Python: any way to perform this "hybrid" split() on multi-lingual (e.g. Chinese & English) strings?


I have strings that are multi-lingual consist of both languages that use whitespace as word separator (English, French, etc) and languages that don't (Chinese, Japanese, Korean).

Given such a string, I want to separate the English/French/etc part into words using whitespace as separator, and to separate the Chinese/Japanese/Korean part into individual characters.

And I want to put of all those separated components into a list.

Some examples would probably make this clear:

Case 1: English-only string. This case is easy:

>>> "I love Python".split()
['I', 'love', 'Python']

Case 2: Chinese-only string:

>>> list(u"我爱蟒蛇")
[u'\u6211', u'\u7231', u'\u87d2', u'\u86c7']

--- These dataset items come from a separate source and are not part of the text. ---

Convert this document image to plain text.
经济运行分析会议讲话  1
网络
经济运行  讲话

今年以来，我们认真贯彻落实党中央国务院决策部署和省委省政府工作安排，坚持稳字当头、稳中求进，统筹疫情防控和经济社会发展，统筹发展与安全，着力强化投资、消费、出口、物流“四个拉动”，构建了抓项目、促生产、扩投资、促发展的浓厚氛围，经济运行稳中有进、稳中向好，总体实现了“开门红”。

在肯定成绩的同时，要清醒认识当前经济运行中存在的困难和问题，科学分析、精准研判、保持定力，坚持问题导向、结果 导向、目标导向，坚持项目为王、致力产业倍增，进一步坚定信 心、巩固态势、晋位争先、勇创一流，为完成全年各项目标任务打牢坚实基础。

In this case I can turn the string into a list of Chinese characters. But within the list I'm getting unicode representations:

[u'\u6211', u'\u7231', u'\u87d2', u'\u86c7']

How do I get it to display the actual characters instead of the unicode? Something like:

['我', '爱', '蟒', '蛇']

??

Case 3: A mix of English & Chinese:

I want to turn an input string such as

"我爱Python"

and turns it into a list like this:

['我', '爱', 'Python']

Is it possible to do something like that?


Solution

  • I thought I'd show the regex approach, too. It doesn't feel right to me, but that's mostly because all of the language-specific i18n oddnesses I've seen makes me worried that a regular expression might not be flexible enough for all of them--but you may well not need any of that. (In other words--overdesign.)

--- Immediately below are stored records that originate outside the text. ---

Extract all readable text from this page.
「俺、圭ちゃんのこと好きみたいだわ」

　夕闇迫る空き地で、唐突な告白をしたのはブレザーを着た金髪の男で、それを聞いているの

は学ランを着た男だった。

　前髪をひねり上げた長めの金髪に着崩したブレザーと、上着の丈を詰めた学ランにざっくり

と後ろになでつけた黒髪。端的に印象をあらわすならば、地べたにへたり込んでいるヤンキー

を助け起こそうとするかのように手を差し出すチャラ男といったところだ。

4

    # -*- coding: utf-8 -*-
    import re
    def group_words(s):
        regex = []
    
        # Match a whole word:
        regex += [ur'\w+']
    
        # Match a single CJK character:
        regex += [ur'[\u4e00-\ufaff]']
    
        # Match one of anything else, except for spaces:
        regex += [ur'[^\s]']
    
        regex = "|".join(regex)
        r = re.compile(regex)
    
        return r.findall(s)
    
    if __name__ == "__main__":
        print group_words(u"Testing English text")
        print group_words(u"我爱蟒蛇")
        print group_words(u"Testing English text我爱蟒蛇")
    

    In practice, you'd probably want to only compile the regex once, not on each call. Again, filling in the particulars of character grouping is up to you.